Organizations support an official review of the case, which addresses the exercise of clinical judgment of physicians working with hospice patients.
(Alexandria, Va) – Today, the National Hospice and Palliative Care Organization, along with National Association for Home Care & Hospice, American Health Care Association, American Academy of Hospice and Palliative Medicine, and American Medical Association, submitted an amicus brief in support of an official review of the Care Alternatives case by the United States Supreme Court.
In United States ex rel. Druding v. Care Alternatives, the Third Circuit Court of Appeals held that a reasonable difference of opinion between physicians concerning a hospice patient’s prognosis presents an issue that should be resolved by a jury. This judgment is contrary to the holding from a previous case in another Circuit Court, United States v. Aseracare, Inc., which held that good faith disagreement between physicians would not support a False Claims Act (FCA) lawsuit.
Under the Care Alternatives decision, physicians and hospices are exposed to FCA liability based on the reasonable exercise of clinical judgment, and juries with no medical training or knowledge could overrule that judgment. This could lead physicians and hospices to be more conservative in their prognostication just to avoid FCA liability, and eligible patients could be prevented from accessing the benefits of hospice care they are entitled to receive.
“The relationship between a physician and patient is sacred. In developing a relationship, physicians learn about the complete picture of their patient.

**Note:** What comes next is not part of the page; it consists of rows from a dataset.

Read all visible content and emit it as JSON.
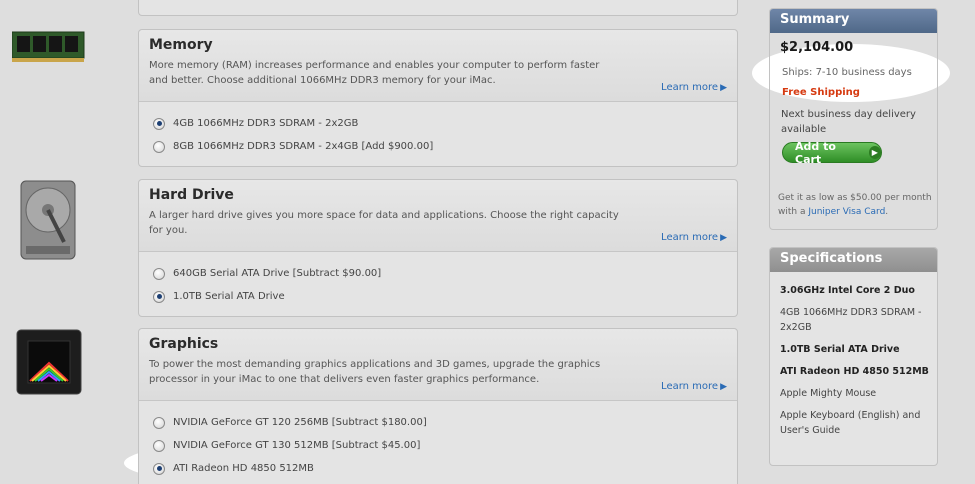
{
  "sections": {
    "memory": {
      "title": "Memory",
      "description": "More memory (RAM) increases performance and enables your computer to perform faster and better. Choose additional 1066MHz DDR3 memory for your iMac.",
      "learn_more": "Learn more",
      "options": [
        {
          "label": "4GB 1066MHz DDR3 SDRAM - 2x2GB",
          "selected": true
        },
        {
          "label": "8GB 1066MHz DDR3 SDRAM - 2x4GB [Add $900.00]",
          "selected": false
        }
      ]
    },
    "hard_drive": {
      "title": "Hard Drive",
      "description": "A larger hard drive gives you more space for data and applications. Choose the right capacity for you.",
      "learn_more": "Learn more",
      "options": [
        {
          "label": "640GB Serial ATA Drive [Subtract $90.00]",
          "selected": false
        },
        {
          "label": "1.0TB Serial ATA Drive",
          "selected": true
        }
      ]
    },
    "graphics": {
      "title": "Graphics",
      "description": "To power the most demanding graphics applications and 3D games, upgrade the graphics processor in your iMac to one that delivers even faster graphics performance.",
      "learn_more": "Learn more",
      "options": [
        {
          "label": "NVIDIA GeForce GT 120 256MB [Subtract $180.00]",
          "selected": false
        },
        {
          "label": "NVIDIA GeForce GT 130 512MB [Subtract $45.00]",
          "selected": false
        },
        {
          "label": "ATI Radeon HD 4850 512MB",
          "selected": true
        }
      ]
    }
  },
  "summary": {
    "heading": "Summary",
    "price": "$2,104.00",
    "ships": "Ships: 7-10 business days",
    "free_shipping": "Free Shipping",
    "next_day": "Next business day delivery available",
    "add_to_cart": "Add to Cart",
    "financing_prefix": "Get it as low as $50.00 per month with a ",
    "financing_link": "Juniper Visa Card",
    "financing_suffix": "."
  },
  "specifications": {
    "heading": "Specifications",
    "items": [
      {
        "text": "3.06GHz Intel Core 2 Duo",
        "bold": true
      },
      {
        "text": "4GB 1066MHz DDR3 SDRAM - 2x2GB",
        "bold": false
      },
      {
        "text": "1.0TB Serial ATA Drive",
        "bold": true
      },
      {
        "text": "ATI Radeon HD 4850 512MB",
        "bold": true
      },
      {
        "text": "Apple Mighty Mouse",
        "bold": false
      },
      {
        "text": "Apple Keyboard (English) and User's Guide",
        "bold": false
      }
    ]
  },
  "colors": {
    "link": "#2a6bb5",
    "free_shipping": "#d63a10",
    "cart_button": "#3a9a2f",
    "summary_header": "#5d7596",
    "spec_header": "#9b9b9b"
  }
}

This includes not only diagnostic information, but also familial, social, and emotional support structures,” said NHPCO President & CEO Edo Banach.
“CMS and Congress have supported the authority of physicians to determine hospice eligibility. Clinical judgment should reside with physicians and should not be subject second guessing by juries. This threatens the sanctity of one of the most important relationships patients have when they have a serious illness,” Banach added.
In the ensuing months, the U.S. Supreme Court will decide whether to review the case. If the case is accepted for review, additional briefs would be filed, and oral argument will be held.
As the leading organization representing integrated, person-centered healthcare, NHPCO gives ongoing inspiration, practical guidance, and legislative representation to hospice and palliative care providers so they can enrich experiences for patients and ease caregiving responsibilities and emotional stress for families.